As demonstrated in Table 3, the N-terminal histidine modification is present at levels 3-4 times higher in the compounded sample compared to the Ozempic^® sample. This concentration exceeds FDA guidelines for permissible impurity levels in peptide pharmaceuticals and poses a risk to patients. It remains uncertain whether this specific modification has been evaluated with respect to potency and immunogenicity. However, it is likely evident that any existing GLP-1 agonist containing this N-terminal histidine is susceptible to this modification through inadequate manufacturing or handling practices. This likelihood includes liraglutide, semaglutide, dulaglutide, exenatide, lixisenatide, and potential therapeutics currently undergoing clinical trials at the time of this writing, such as amycretin.

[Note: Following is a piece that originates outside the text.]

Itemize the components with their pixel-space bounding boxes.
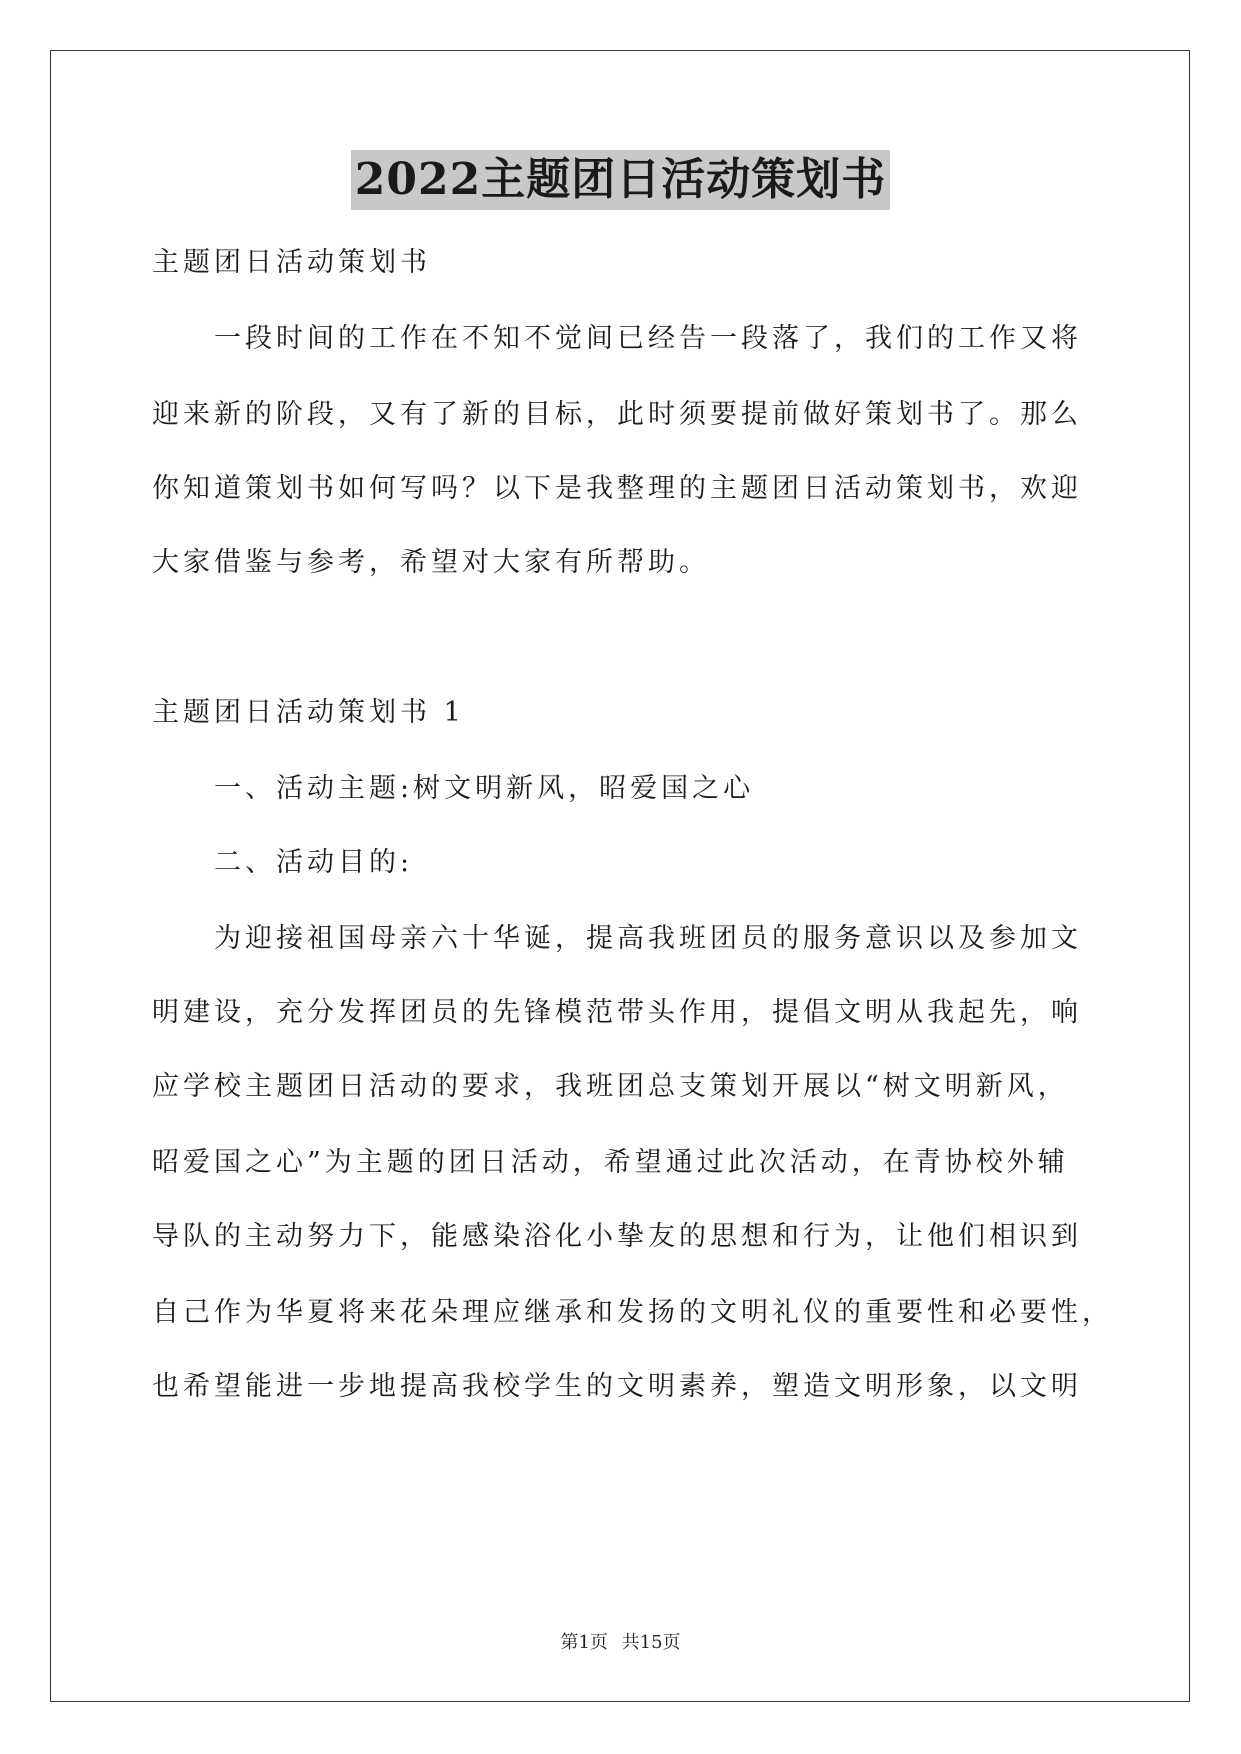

To demonstrate the benefits of using a positively charged surface (PCS) C18 column in the presence of a weak ion pairing agent such as formic acid for LC-MS applications, we re-ran the semaglutide samples described above on a BIOshell™ A160 Peptide ES-C18 column with the same particle size, pore size, column dimensions, and methodology. This column is highly stable to acidic conditions (pH 1) but does not bear the mentioned positively charged ligand present in the PCS-C18. Figures 5, 6, and 7 show that on a standard C18 column the resolution declines while peak broadening and tailing increase considerably and would likely make a reliable identification of the N-terminal histidine modification much more challenging, even with high resolution MS.

Conclusion

The BIOshell™ A160 Peptide PCS-C18 preserves excellent peak shape and resolution for basic compounds under weak ion-pairing conditions, enabling efficient impurity detection in various biopharmaceutical preparations. Utilizing the BIOshell™ A160 Peptide PCS-C18 column, an impurity in a compounded semaglutide sample could be detected, that surpasses FDA guidelines and a methodology was present that can be applied to screen additional compounded semaglutide samples for impurity-related risks.